The editor of the paper waited a week for someone to write a letter in defense of reading The Catcher in the Rye, but when no one did, he wrote his own and printed it in Sunday's edition a week ago. Were there online comments in response? To date, there are 84 comments, although quite a few by the same people, myself included, going back and forth debating the reading of this book and the surrounding issues.
There are people who think it's a worthy assignment that should be viewed in its entirety, not just critiqued because of the raw language. But to that, some people think there are other books just as valuable without the language. When pressed for specific titles, though, not one of them offered a reading list.
There are people who think that when a public school teacher assigns a book like this without sending a letter home first, he is usurping the parents' authority and is trying to do the parenting himself. He should stick to teaching reading, writing, and arithmetic and stop trying to teach morals or lack of them. Some high school kids picked up on this complaint right away and wrote in to say they thought the book was appropriate and did not teach them how to behave but how to think and see the world through someone else's perspective. And since this someone else is a 16-year-old boy on the cusp of growing up, they can relate even if they don't take off for New York City for a few days and get drunk and cuss like a sailor from the 50s. They were all quick to point out that the language they hear in the hallways of their school these days is far more raw than the language that comes from Holden. The minister's son wrote in to say he has never heard such language as is printed in the book, but I know the school he attends. He's lying.

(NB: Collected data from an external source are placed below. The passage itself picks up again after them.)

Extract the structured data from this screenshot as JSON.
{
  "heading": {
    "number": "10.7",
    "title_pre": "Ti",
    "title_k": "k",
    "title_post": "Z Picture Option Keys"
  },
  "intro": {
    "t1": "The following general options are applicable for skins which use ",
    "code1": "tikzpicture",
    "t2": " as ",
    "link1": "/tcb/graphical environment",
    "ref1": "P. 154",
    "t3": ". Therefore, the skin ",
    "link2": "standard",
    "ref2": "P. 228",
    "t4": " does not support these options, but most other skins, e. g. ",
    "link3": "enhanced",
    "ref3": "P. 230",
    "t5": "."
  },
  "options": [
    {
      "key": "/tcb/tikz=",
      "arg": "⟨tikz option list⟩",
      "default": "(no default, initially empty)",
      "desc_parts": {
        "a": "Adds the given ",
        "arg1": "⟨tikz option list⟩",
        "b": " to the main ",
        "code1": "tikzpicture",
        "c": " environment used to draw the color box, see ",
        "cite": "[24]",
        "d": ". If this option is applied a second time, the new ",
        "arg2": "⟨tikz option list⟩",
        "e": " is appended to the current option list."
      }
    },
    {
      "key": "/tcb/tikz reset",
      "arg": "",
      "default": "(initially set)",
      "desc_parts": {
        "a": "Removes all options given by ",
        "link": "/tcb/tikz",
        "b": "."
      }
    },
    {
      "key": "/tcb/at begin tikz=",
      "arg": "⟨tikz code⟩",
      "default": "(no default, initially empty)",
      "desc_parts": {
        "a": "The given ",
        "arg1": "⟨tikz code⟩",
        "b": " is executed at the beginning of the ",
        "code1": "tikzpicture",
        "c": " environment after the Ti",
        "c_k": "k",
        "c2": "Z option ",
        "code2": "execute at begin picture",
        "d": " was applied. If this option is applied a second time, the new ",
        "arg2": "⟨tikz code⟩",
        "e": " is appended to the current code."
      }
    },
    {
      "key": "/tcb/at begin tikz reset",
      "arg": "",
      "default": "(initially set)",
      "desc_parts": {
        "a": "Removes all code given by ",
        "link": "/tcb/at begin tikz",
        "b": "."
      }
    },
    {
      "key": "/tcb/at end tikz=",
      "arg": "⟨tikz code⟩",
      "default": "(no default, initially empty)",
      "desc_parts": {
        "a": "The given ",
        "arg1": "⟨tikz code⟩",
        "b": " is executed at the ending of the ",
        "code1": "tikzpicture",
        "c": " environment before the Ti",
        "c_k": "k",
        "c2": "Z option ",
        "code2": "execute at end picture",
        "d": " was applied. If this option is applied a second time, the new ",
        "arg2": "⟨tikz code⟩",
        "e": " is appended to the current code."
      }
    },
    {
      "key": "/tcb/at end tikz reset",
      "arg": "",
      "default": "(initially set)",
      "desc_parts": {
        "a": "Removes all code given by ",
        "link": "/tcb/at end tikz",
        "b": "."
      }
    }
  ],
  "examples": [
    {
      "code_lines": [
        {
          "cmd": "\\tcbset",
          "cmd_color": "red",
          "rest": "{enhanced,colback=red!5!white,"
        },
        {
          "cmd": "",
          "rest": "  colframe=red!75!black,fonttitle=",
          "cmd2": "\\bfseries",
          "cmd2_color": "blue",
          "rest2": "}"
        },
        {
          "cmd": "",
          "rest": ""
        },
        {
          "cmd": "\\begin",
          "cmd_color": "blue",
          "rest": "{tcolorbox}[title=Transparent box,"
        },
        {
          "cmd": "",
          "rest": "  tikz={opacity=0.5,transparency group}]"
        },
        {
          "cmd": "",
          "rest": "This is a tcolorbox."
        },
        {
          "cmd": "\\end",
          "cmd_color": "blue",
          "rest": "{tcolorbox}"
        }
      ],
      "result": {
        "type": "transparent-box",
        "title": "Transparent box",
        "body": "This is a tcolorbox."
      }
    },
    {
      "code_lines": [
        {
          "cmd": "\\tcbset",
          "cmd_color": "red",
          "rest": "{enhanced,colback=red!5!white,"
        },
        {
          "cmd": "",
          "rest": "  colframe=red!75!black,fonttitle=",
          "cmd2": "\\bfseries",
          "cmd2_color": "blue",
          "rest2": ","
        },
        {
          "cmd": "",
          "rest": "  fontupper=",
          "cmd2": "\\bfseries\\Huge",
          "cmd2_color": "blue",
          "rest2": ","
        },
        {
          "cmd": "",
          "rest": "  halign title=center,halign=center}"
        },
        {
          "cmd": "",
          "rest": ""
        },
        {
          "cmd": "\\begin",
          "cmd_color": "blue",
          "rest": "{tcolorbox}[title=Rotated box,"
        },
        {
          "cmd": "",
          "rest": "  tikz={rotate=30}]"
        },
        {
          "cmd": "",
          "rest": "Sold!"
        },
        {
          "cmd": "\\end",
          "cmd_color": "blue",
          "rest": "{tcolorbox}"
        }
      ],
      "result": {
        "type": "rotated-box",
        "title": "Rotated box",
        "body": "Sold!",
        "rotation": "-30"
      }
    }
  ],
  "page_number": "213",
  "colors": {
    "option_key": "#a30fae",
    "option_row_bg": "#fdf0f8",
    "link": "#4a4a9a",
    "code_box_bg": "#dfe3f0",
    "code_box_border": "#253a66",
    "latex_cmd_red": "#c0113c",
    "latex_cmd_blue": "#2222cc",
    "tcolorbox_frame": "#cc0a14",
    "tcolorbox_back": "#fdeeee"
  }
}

There are people who think that assigning this book and defending it in the paper shows just how far Christianity has fallen on our gauge of right and wrong. Of course, that led to a heated discussion with some people believing religion of any kind has no place in the public schools, with others crying foul and saying the Bible should be taught outright. There are quite a few Christian teachers in this particular school—I know some of them personally—but one of the mothers in town using the screen name of "Truth" said this: "a true Christian teacher would never allow a teenager to read or use such profane reading material." I wanted to call her a pharisee, but I was pretty sure that would violate the rules of engagement in this forum. Plenty of people reminded her this is not a parochial school but a public one with students from all sorts of religions and with no religion at all.
And so the debate went with no satisfaction for anyone. With issues like these, no one will ever be swayed by the opposition. We all just want to speak our piece and make the other people shut up as quickly as possible. A wise commentator suggested we all just agree to disagree, but it didn't stop the volleying. The hullabaloo over this book is nothing new. The Catcher In the Rye is on the list of the ten most banned books in recent history, and conservative parents have been clamouring over it since it was first published, which has probably led more students to read it than if they had just ignored the thing. J. D. Salinger has not been one to speak publicly, but here is what he said about his now-classic novel:
"I'm aware that many of my friends will be saddened and shocked, or shock-saddened, over some of the chapters in The Catcher in the Rye. Some of my best friends are children. In fact, all my best friends are children. It's almost unbearable for me to realize that my book will be kept on a shelf out of their reach."
It's still on the shelf in Small Town, and occasionally in the hands of students and adults alike, but it's an ongoing battle to keep it that way. I wonder...when Small Town Paper next prints an article about some issue that really matters, will there be 84 responses of concern or praise or any passionate debate at all?